Referring to FIG. 6, a pair of connectors 100 of the present invention are arranged side-by-side on a mother board (not shown). It can be readily seen that notches 18 defined between adjacent two latches 17 of each connector 100 cooperates with the notches 18 on the other connector and together define an opening 19 therebetween. These openings 19 allow for the extraction tooling (not shown) to reach between the connectors. The tooling will grab the overmold members 30 during the exaction process.

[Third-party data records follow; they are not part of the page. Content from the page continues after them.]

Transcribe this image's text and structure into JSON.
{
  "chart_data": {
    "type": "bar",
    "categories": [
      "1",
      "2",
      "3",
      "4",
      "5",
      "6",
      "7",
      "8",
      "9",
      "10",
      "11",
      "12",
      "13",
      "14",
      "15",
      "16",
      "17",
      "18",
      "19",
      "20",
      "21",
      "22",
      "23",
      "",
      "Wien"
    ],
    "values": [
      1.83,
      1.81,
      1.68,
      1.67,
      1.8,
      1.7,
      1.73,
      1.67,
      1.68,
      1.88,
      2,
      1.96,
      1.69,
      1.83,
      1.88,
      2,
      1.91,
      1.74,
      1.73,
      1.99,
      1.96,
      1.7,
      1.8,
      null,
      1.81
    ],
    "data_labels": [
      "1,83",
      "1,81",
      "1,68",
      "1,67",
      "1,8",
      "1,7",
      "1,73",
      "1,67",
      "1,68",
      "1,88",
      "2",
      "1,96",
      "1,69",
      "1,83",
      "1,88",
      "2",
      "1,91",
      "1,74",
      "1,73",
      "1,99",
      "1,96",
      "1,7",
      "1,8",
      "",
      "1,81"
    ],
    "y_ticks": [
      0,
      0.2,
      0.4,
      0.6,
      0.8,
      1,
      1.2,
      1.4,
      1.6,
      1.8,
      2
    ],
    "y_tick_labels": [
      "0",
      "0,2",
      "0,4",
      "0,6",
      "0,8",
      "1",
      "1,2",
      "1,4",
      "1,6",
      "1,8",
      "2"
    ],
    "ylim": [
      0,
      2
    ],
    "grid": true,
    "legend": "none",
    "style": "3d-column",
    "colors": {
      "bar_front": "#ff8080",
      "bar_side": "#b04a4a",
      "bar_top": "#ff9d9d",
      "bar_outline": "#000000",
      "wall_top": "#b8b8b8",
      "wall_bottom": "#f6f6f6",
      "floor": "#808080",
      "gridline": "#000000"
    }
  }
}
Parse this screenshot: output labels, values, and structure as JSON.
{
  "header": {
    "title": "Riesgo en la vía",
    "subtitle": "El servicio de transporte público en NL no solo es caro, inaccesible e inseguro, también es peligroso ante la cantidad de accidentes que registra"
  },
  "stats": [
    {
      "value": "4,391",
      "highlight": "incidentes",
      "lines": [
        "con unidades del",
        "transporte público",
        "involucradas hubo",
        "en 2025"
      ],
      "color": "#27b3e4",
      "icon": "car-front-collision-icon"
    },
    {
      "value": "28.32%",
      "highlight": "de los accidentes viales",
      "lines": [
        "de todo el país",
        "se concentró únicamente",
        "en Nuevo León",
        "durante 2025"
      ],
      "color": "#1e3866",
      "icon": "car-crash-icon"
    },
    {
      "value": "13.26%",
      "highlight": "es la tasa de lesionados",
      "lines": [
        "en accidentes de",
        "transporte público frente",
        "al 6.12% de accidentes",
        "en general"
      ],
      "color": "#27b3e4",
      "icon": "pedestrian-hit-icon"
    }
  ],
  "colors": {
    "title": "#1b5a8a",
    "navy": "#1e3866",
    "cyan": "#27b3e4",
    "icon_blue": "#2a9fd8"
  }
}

It is to be understood, however, that even though numerous characteristics and advantages of the present invention have been set forth in the foregoing description, together with details of the structure and function of the invention, the disclosure is illustrative only, and changes may be made in detail, especially in matters of shape, size, and arrangement of parts within the principles of the invention to the full extent indicated by the broad general meaning of the terms in which the appended claims are expressed.

Claims

1. An electrical connector comprising: a dielectric housing defining a pair of side walls, an upper central slot, and a pair of lower receiving openings, each side wall having a row of passageways; anda pair of overmold members and associated overmolded contact rows respectively disposed in the pair of receiving openings, each contact comprising an upper contact section and a tail, the contact section including a stop portion preloaded against the side wall and a continuing downwardly pointed contacting portion exposed through a corresponding passageway to the central slot, wherein: the dielectric housing comprises a central base wall separating the pair of receiving openings; and each overmold member is disposed between the base and one of the pair of side wall, wherein the overmold comprises a rib beating against the central base, wherein each passageway has on a top portion thereof a pair of protrusions; and the stop portion of the contact abuts against the protrusions, wherein the contact produces an inductance component in a series of longitudinal planes formed by each of the contact, sections when an electrical current flows through the contacts, wherein the side wall of the dielectric housing comprises outside alternating latches and notches.